翻開源碼看Spark是如何確立RDD分區數的

原創

Quan.S

2020-07-03 13:46

翻開源碼看Spark如何確立rdd的分區數

這大概是個爺爺不疼奶奶不愛的問題，但是很多小夥伴還是不太清楚的。藉機開始spark的源碼閱讀之旅。

RDD 分區確定

翻開DataSourceScanExec的源碼，會發現產生rdd有兩個方法：

createBucketedReadRDD
createNonBucketedReadRDD

這樣的分類，和hive的bucket機制有比較大的淵源，bucket可以將key值相同的數值合併在一起，同時又不像partition那樣爲每個key值建立一個文件夾。stackOverFlow中有個不錯的回答： HIVE中partition和bucket的區別

Ok，我們主要來關注一般的情況，就是Non Bucketed創建Rdd時如何分區。代碼不長，直接貼進來，註釋在代碼中：

private def createNonBucketedReadRDD(
    readFile: (PartitionedFile) => Iterator[InternalRow],
    selectedPartitions: Array[PartitionDirectory],
    fsRelation: HadoopFsRelation): RDD[InternalRow] = {
    
    // OpenCost，是一個經驗配置值，默認的是4M，啥意思呢？

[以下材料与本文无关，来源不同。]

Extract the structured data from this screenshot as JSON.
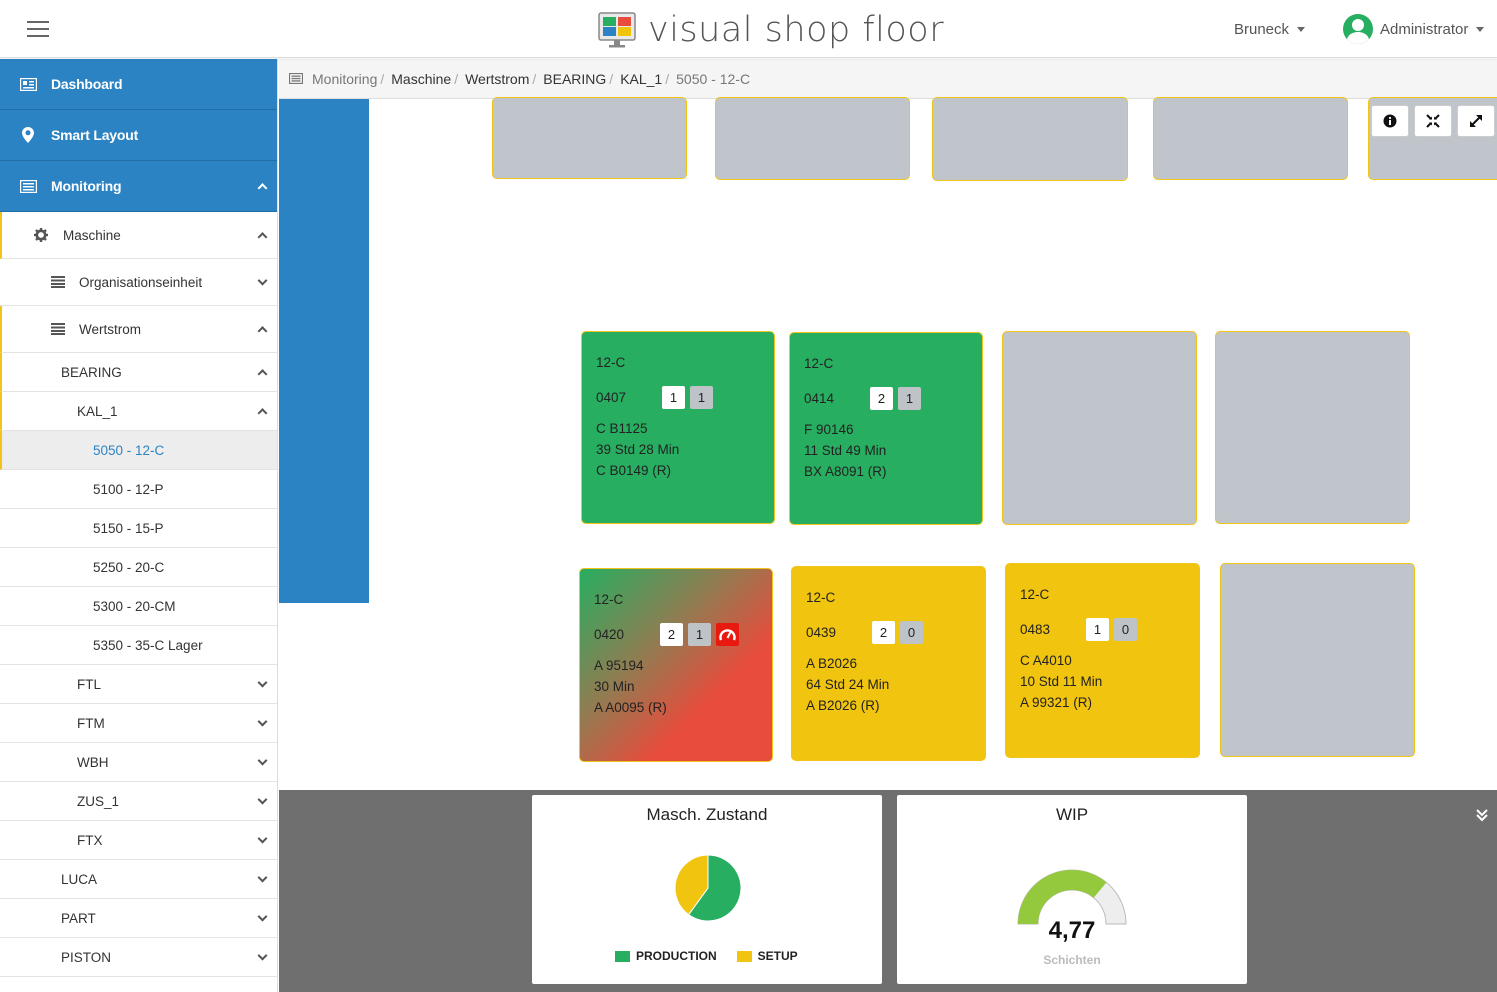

就是你的打開文件的需要消耗的時間成本，然後根據經驗，這個時長可以讀多少的數據
    val openCostInBytes = fsRelation.sparkSession.sessionState.conf.filesOpenCostInBytes
    
    // maxSplitBytes, 看這名字就很關鍵，後文展開看
    val maxSplitBytes =
        FilePartition.maxSplitBytes(fsRelation.sparkSession, selectedPartitions)
        logInfo(s"Planning scan with bin packing, max size: $maxSplitBytes bytes, " +
                s"open cost is considered as scanning $openCostInBytes bytes.")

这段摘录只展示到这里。